But I’m supposed to be writing about our trip.
Wednesday morning, we were having breakfast, planning out our day. Rob bought an app to assist us in navigating our way through London. Fortunately, we very quickly learned that the app was misleading us and, had we followed it, we would have never reached our destination. I honestly cannot praise the employees at the Taj Hotel enough. They were able to explain the best way we could get from the hotel to our final destination: Hampton Court.
This was to be our one and only big excursion. Had we been in London longer, we would have gone to a palace further away or visited Cambridge or Oxford. We had considered also going to Hatfield Place but Rob’s being sick precluded any hope we had of doing that as well. After all, Rob really wanted to do some shopping and we had planned to do some on our first Sunday there. We had not found many gifts for anyone thus far so we were anticipating (or dreading, in my case) the inevitable day of shopping on Saturday.
Surely I’d find something fabulous at Hampton Court, right? Not so much. Still, I had a wonderful time. It’s relatively easy to get to Hampton Court from London. You just take a train and there’s a short walk which is well marked from the station to the palace. And there it is, just across the street from a gardening shop and a pub. I am still amazed by the confluence of contemporary living with these historical places I’ve so longed to see.
Hampton Court has some actors walking around in costume, not unlike one would find at the Renaissance Festival. At Hampton Court, you get to follow Henry VIII, Anne Boleyn, and others as they describe the political climate surrounding the King’s Great Matter. These actors move throughout one part because Hampton Court itself is divided into two different eras—Tudor and Stuart. We went through the Tudor section and most slowly. One of the things I noticed is how the various rooms smelled. Smoke and slightly herbal. It smelled old but not stale.
We didn’t follow the actors although we did watch the first of the Henry the VIII actors and we later stumbled upon the King George I reenactment. I wasn’t aware there was so much drama at Hampton Court even decades after Henry had died. We didn’t immediately leave, learned enough to know about the court’s intrigue, and now I want to read more about British history.
I don’t think I’m going to turn into an Anglophile but anything is possible.
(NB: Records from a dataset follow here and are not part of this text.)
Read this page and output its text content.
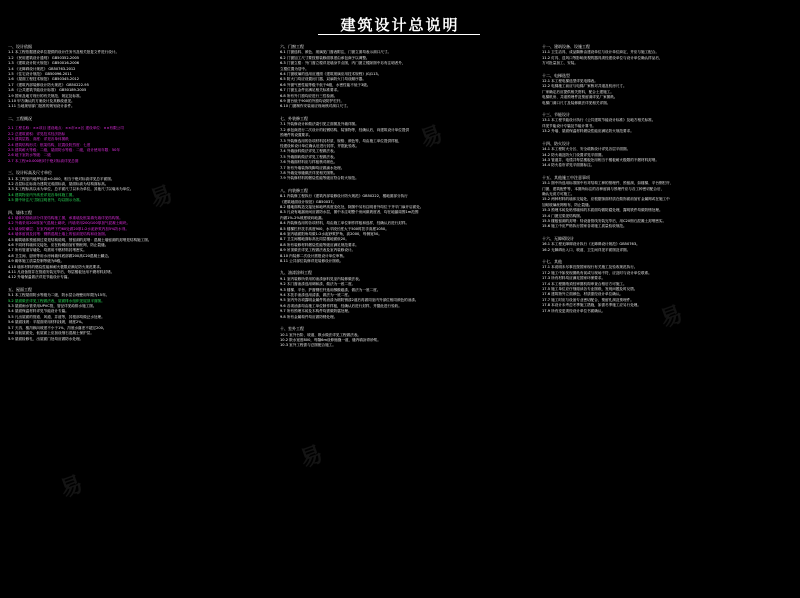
建筑设计总说明
一、设计依据
1.1 本工程依据建设单位提供的设计任务书及相关批复文件进行设计。
1.2 《民用建筑设计通则》 GB50352-2005
1.3 《建筑设计防火规范》 GB50016-2006
1.4 《无障碍设计规范》 GB50763-2012
1.5 《住宅设计规范》 GB50096-2011
1.6 《屋面工程技术规范》 GB50345-2012
1.7 《建筑内部装修设计防火规范》 GB50222-95
1.8 《公共建筑节能设计标准》 GB50189-2005
1.9 国家及地方现行的有关规范、规定及标准。
1.10 甲方确认的方案设计及其修改意见。
1.11 当地规划部门批准的规划设计条件。
二、工程概况
2.1 工程名称：××项目 建设地点：××市××区 建设单位：××有限公司
2.2 总建筑面积：详见技术经济指标
2.3 建筑层数、高度：详见各单体图纸
2.4 建筑结构形式：框架结构，抗震设防烈度：七度
2.5 建筑耐火等级：二级，屋面防水等级：二级，设计使用年限：50年
2.6 地下室防水等级：二级
2.7 本工程±0.000相对于绝对标高详见总图
三、设计标高及尺寸单位
3.1 本工程室内地坪标高±0.000，相当于绝对标高详见总平面图。
3.2 各层标注标高为建筑完成面标高，屋面标高为结构面标高。
3.3 本工程标高以米为单位，总平面尺寸以米为单位，其他尺寸以毫米为单位。
3.4 建筑物室内外高差详见各单体施工图。
3.5 图中所注尺寸除注明者外，均以图示为准。
四、墙体工程
4.1 墙体的基础部分详见结构施工图，承重墙及框架填充墙详见结构图。
4.2 外墙采用200厚加气混凝土砌块，内墙采用200/100厚加气混凝土砌块。
4.3 墙身防潮层：在室内地坪下约60处做20厚1:2水泥砂浆内加5%防水剂。
4.4 墙体留洞及封堵：钢筋混凝土墙上的留洞见结构和设备图。
4.5 砌筑墙体预留洞过梁见结构说明，预留洞的封堵：混凝土墙留洞的封堵见结构施工图。
4.6 不同材料墙体交接处，应在粉刷前加钉钢丝网，防止裂缝。
4.7 所有管道穿墙处，均需用不燃材料封堵密实。
4.8 卫生间、厨房等用水房间墙体底部做200高C20混凝土翻边。
4.9 砌体施工质量控制等级为B级。
4.10 墙体材料的燃烧性能和耐火极限应满足防火规范要求。
4.11 凡设备管井在管道安装完毕后，每层楼板处用不燃材料封堵。
4.12 外墙保温做法详见节能设计专篇。
五、屋面工程
5.1 本工程屋面防水等级为二级，防水层合理使用年限为15年。
5.2 屋面做法详见工程做法表，屋面排水组织见屋顶平面图。
5.3 屋面雨水管采用UPVC管，管径详见给排水施工图。
5.4 屋面保温材料详见节能设计专篇。
5.5 凡出屋面的管道、风道、井道等，其根部均做泛水处理。
5.6 屋面找坡：平屋面采用材料找坡，坡度2%。
5.7 天沟、檐沟纵向坡度不小于1%，沟底水落差不超过200。
5.8 高低屋面处，低屋面上应加设细石混凝土保护层。
5.9 屋面检修孔、出屋面门处均应做防水处理。
六、门窗工程
6.1 门窗选料、颜色、玻璃见门窗表附注，门窗立面均表示洞口尺寸。
6.2 门窗加工尺寸要按照装修面厚度由承包商予以调整。
6.3 门窗立樘：外门窗立樘详见墙身节点图，内门窗立樘除图中另有注明者外，
立樘位置为居中。
6.4 门窗玻璃的选用应遵照《建筑玻璃应用技术规程》JGJ113。
6.5 防火门均应设置闭门器，双扇防火门均设顺序器。
6.6 外窗气密性能等级不低于6级，水密性能不低于3级。
6.7 门窗五金件应满足相关标准要求。
6.8 所有外门窗均应进行三性检测。
6.9 窗台低于900的外窗均设防护栏杆。
6.10 门窗制作安装前应现场核对洞口尺寸。
七、外装修工程
7.1 外装修设计和做法索引见立面图及外墙详图。
7.2 承包商进行二次设计的轻钢结构、装饰物等，经确认后，向建筑设计单位提供
预埋件的设置要求。
7.3 外装修选用的各项材料其材质、规格、颜色等，均由施工单位提供样板，
经建设和设计单位确认后进行封样，并据此验收。
7.4 外墙涂料做法详见工程做法表。
7.5 外墙面砖做法详见工程做法表。
7.6 外墙面材料应与样板核对颜色。
7.7 所有外墙装饰线脚均应做滴水处理。
7.8 外墙变形缝做法详见相关图集。
7.9 外装修材料的燃烧性能等级应符合防火规范。
八、内装修工程
8.1 内装修工程执行《建筑内部装修设计防火规范》GB50222，楼地面部分执行
《建筑地面设计规范》GB50037。
8.2 楼地面构造交接处和地坪高度变化处，除图中另有注明者外均位于齐平门扇开启面处。
8.3 凡设有地漏房间应做防水层，图中未注明整个房间做坡度者，均在地漏周围1m范围
内做1%-2%坡度坡向地漏。
8.4 内装修选用的各项材料，均由施工单位制作样板和选样，经确认后进行封样。
8.5 楼梯栏杆扶手高度900，水平段长度大于500时扶手高度1050。
8.6 室内墙面阳角均做1:2水泥砂浆护角，高2000，每侧宽50。
8.7 卫生间楼地面标高比同层楼地面低20。
8.8 所有装修材料燃烧性能等级应满足规范要求。
8.9 吊顶做法详见工程做法表及室内装修设计。
8.10 内装修二次设计需报设计单位审核。
8.11 公共部位装修详见装修设计图纸。
九、油漆涂料工程
9.1 室内装修所采用的油漆涂料见室内装修做法表。
9.2 木门窗油漆选用调和漆，做法为一底二度。
9.3 楼梯、平台、护窗钢栏杆选用醇酸磁漆，做法为一底二度。
9.4 木扶手油漆选用清漆，做法为一底二度。
9.5 室内外各项露明金属件的油漆为刷防锈漆2道后再做同室内外部位相同颜色的油漆。
9.6 各项油漆均由施工单位制作样板，经确认后进行封样，并据此进行验收。
9.7 所有预埋木砖及木构件均需做防腐处理。
9.8 所有金属构件均应做防锈处理。
十、室外工程
10.1 室外台阶、坡道、散水做法详见工程做法表。
10.2 散水宽度800，每隔6m设伸缩缝一道，缝内填沥青砂浆。
10.3 室外工程需与总图配合施工。
十一、建筑设备、设施工程
11.1 卫生洁具、成品隔断由建设单位与设计单位商定，并应与施工配合。
11.2 灯具、送风口等影响美观的器具须经建设单位与设计单位确认样品后，
方可批量加工、安装。
十二、电梯选型
12.1 本工程电梯选型详见电梯表。
12.2 电梯施工前应与电梯厂家核对井道及机房尺寸。
厂家确定后应提供相关资料，配合土建施工。
电梯机房、井道预埋件及预留洞详见厂家图纸。
电梯门洞口尺寸及装修做法详见相关详图。
十三、节能设计
13.1 本工程节能设计执行《公共建筑节能设计标准》及地方相关标准。
详见节能设计专篇及节能计算书。
13.2 外墙、屋面保温材料燃烧性能应满足防火规范要求。
十四、防火设计
14.1 本工程防火分区、安全疏散设计详见各层平面图。
14.2 防火墙及防火门设置详见平面图。
14.3 管道井、电缆井每层楼板处用相当于楼板耐火极限的不燃材料封堵。
14.4 防火卷帘详见平面图标注。
十五、其他施工中注意事项
15.1 图中所选用标准图中有对结构工种的预埋件、预留洞，如楼梯、平台钢栏杆、
门窗、建筑配件等，本图所标注的各种留洞与预埋件应与各工种密切配合后，
确认无误方可施工。
15.2 两种材料的墙体交接处，应根据饰面材质在做饰面前加钉金属网或在施工中
加贴玻璃丝网格布，防止裂缝。
15.3 预埋木砖及贴邻墙体的木质面均做防腐处理，露明铁件均做防锈处理。
15.4 门窗过梁见结构图。
15.5 楼板留洞的封堵：待设备管线安装完毕后，用C20细石混凝土封堵密实。
15.6 施工中应严格执行国家各项施工质量验收规范。
十六、无障碍设计
16.1 本工程无障碍设计执行《无障碍设计规范》GB50763。
16.2 无障碍出入口、坡道、卫生间详见平面图及详图。
十七、其他
17.1 本说明未尽事宜按国家现行有关施工及验收规范执行。
17.2 施工中如发现图纸有误或与现场不符，应及时与设计单位联系。
17.3 所有材料均应满足国家环保要求。
17.4 本工程图纸须经审图机构审查合格后方可施工。
17.5 施工单位应仔细阅读各专业图纸，发现问题及时反馈。
17.6 建筑物外立面颜色、材质需经设计单位确认。
17.7 施工时应与设备专业密切配合，预留孔洞及预埋件。
17.8 本设计未考虑冬季施工措施，如需冬季施工应另行处理。
17.9 所有变更须经设计单位书面确认。
易
易
易
易
易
We ate lunch there in a kitchen built at Elizabeth I’s urging before continuing our exploration in the gardens, which are lovely. I can only imagine their splendor in the spring but they were pretty enough to be enjoyed and the weather was prefect. Not too warm. We saw the tennis courts, the oldest so far as I can tell, which are still in use. Two people were playing a game as we wandered by. There were some beautiful swans all about the property and other water fowl. Truly, enchanting. I had to remind myself that, as lovely as things were, what I was seeing was the crème de la crème, that those who lived in poverty did not experience anything even close to what I was witnessing and could only dream of seeing it as up close and person as I was on this visit.
When we left, I was still in the afterglow. After all, I had fallen in love with Anne Boleyn’s story when I was eight years old and became passionate about Elizabeth I so much so that my mother bought me a copy of Elizabeth Jenkin’s biography of the monarch. I didn’t even mind that we had nothing else on our agenda for the day. I was content. I had seen one of the familiar portraits of Henry VIII, his crown, another portrait of his family, walked the same corridors he and Anne and Elizabeth had walked.
Back in our room, we relaxed until it was time to go out for dinner. Naturally, we headed downstairs for canapés first. Then we did something anathema to many but perfect for us. We went out for pizza. Now, being from New York, I fully confess that I am a bit of a pizza snob. Mind you, my children and I all agree even bad pizza is good. We decided to go to Pizza Express, a chain pizza place in London. Our expectations were low (or maybe I should say my expectations were low) and the pizza was mediocre. The place was packed, noisy, and a bit overwhelming because of that.
Now that I write this, I realize an irony. Everywhere we went, we managed to avoid crowds, except when we went out to eat the first few nights. We would walk up to things and there would be no line whatsoever or, if there was a queue, we would decide to come back later and, when we returned, find none. It was quite amazing. While others were hustled through certain exhibits, such as Henry VIII’s crown, Rob and I could linger, walk around it more than once, to fully take in the tiny details of what we were seeing.
And we have big plans for what we would see the next day, plans that exceeded our expectations, even though the pizza did not.